Research Results
The researchers František Farka, Aleksandar Nanevski, Anindya Banerjee (from the IMDEA Software Institute), Germán Andrés Delbianco (Nomadic Labs), and Ignacio Fábregas (Universidad Complutense de Madrid) have recently published “On Algebraic Abstractions for Concurrent Separation Logics”, that has been accepted at POPL 2021.
Concurrent separation logic is a logic for verification of stateful programs. This logic is distinguished by transfer of state ownership upon parallel composition of threads. The semantics ownership transfer is given by the algebraic structure of partial commutative monoids(PCMs). Extant research considers ownership transfer primarily from the logical perspective while comparatively less attention is drawn to the symbolic manipulation on the level of specifications expressed in the assertion language.
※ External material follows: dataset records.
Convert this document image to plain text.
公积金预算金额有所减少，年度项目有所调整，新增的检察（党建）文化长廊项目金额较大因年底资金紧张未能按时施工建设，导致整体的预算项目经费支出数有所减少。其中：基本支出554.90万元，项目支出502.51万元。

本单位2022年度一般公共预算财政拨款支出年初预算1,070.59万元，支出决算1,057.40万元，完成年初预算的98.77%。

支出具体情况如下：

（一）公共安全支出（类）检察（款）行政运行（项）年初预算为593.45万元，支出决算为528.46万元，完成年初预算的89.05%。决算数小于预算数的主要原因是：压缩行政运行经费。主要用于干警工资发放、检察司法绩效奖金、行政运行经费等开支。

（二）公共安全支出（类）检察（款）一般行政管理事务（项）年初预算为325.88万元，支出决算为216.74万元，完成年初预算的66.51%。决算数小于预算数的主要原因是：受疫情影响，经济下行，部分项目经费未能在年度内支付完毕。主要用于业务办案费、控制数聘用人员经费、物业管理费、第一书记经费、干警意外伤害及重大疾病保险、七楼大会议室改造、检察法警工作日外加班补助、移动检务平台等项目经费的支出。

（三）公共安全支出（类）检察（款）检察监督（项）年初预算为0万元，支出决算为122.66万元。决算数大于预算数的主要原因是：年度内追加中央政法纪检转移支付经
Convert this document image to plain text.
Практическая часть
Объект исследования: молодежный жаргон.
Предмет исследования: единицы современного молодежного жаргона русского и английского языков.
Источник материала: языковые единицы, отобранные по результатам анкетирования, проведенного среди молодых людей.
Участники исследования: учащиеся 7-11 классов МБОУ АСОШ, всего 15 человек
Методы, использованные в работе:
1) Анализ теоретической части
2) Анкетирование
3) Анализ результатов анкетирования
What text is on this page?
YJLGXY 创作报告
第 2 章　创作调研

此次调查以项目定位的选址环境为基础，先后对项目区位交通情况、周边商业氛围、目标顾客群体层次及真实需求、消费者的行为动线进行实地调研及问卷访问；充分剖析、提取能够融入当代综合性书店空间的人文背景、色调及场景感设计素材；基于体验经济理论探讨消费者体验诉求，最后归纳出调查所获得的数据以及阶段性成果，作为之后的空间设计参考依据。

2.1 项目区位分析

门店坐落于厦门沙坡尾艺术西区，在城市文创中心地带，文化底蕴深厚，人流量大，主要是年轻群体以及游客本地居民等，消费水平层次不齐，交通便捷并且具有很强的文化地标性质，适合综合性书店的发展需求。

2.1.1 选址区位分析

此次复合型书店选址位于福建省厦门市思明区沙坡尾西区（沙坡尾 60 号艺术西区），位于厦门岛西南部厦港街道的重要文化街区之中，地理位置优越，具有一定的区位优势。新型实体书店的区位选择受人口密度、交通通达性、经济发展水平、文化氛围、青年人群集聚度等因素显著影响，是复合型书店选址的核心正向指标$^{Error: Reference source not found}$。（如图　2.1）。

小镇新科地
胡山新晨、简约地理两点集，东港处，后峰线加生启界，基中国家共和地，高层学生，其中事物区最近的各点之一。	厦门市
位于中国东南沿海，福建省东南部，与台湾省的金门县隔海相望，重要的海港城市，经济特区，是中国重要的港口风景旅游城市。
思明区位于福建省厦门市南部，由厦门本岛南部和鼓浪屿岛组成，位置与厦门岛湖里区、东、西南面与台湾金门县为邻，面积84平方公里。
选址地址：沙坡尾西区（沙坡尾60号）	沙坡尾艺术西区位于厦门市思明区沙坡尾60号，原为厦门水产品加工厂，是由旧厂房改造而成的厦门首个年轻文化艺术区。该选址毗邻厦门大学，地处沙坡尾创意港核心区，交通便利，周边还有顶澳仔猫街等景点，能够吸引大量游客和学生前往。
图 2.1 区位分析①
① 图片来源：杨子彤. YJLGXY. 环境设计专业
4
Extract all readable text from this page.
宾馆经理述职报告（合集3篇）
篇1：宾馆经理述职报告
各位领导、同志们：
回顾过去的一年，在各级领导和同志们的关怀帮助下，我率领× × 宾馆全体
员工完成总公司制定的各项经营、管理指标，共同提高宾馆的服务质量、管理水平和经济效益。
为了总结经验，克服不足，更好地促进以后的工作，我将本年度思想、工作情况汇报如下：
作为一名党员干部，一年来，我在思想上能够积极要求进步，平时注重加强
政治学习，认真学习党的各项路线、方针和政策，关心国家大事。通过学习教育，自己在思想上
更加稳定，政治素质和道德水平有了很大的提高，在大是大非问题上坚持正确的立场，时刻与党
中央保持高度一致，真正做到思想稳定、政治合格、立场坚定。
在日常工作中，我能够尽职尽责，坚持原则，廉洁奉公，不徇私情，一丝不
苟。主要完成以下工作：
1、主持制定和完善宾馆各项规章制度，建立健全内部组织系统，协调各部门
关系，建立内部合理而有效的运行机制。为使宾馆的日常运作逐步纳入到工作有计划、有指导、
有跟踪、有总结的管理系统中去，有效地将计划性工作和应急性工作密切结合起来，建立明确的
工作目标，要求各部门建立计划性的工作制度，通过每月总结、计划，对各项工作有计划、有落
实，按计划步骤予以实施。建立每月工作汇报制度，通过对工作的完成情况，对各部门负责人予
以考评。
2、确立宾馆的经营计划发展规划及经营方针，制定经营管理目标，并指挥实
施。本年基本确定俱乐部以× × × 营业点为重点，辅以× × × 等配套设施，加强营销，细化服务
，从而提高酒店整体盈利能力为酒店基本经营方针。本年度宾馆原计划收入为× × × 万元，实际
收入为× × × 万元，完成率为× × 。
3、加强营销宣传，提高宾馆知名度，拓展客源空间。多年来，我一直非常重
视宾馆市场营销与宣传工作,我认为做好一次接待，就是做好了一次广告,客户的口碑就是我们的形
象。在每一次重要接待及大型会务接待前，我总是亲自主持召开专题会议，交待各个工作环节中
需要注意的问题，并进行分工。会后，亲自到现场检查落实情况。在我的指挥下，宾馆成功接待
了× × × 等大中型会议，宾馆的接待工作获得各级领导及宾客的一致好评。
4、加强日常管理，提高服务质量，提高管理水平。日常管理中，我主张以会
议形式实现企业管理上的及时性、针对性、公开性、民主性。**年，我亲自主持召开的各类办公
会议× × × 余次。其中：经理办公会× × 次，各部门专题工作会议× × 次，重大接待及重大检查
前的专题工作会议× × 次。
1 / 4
This paper provides an algebraic formalization of assertion language for ownership transfer in concurrent separation logic by means of structure-preserving partial functions (i.e., morphisms) between PCMs, and an associated notion of separating relations.That is, when verifying software, they can assert specifications in symbolic languages of standard mathematics; the only concession they are forced to is relaxation from total domains to partial ones.
Morphisms, that is structures preserving maps, are a standard concept in algebra and category theory. However, morphisms haven’t seen ubiquitous use in separation logic before. Separating relations are binary relations that generalize disjointness and characterize the inputs on which morphisms preserve structure. The two abstractions facilitate verification by enabling concise ways of writing specs, by providing abstract views of threads’ states that are preserved under ownership transfer, and by enabling user-level construction of new PCMs out of existing ones.
The presented work constitutes a novel approach to assertion language of separation logics as the algebra of PCMs, their morphisms and constructions has not been considered before in this context.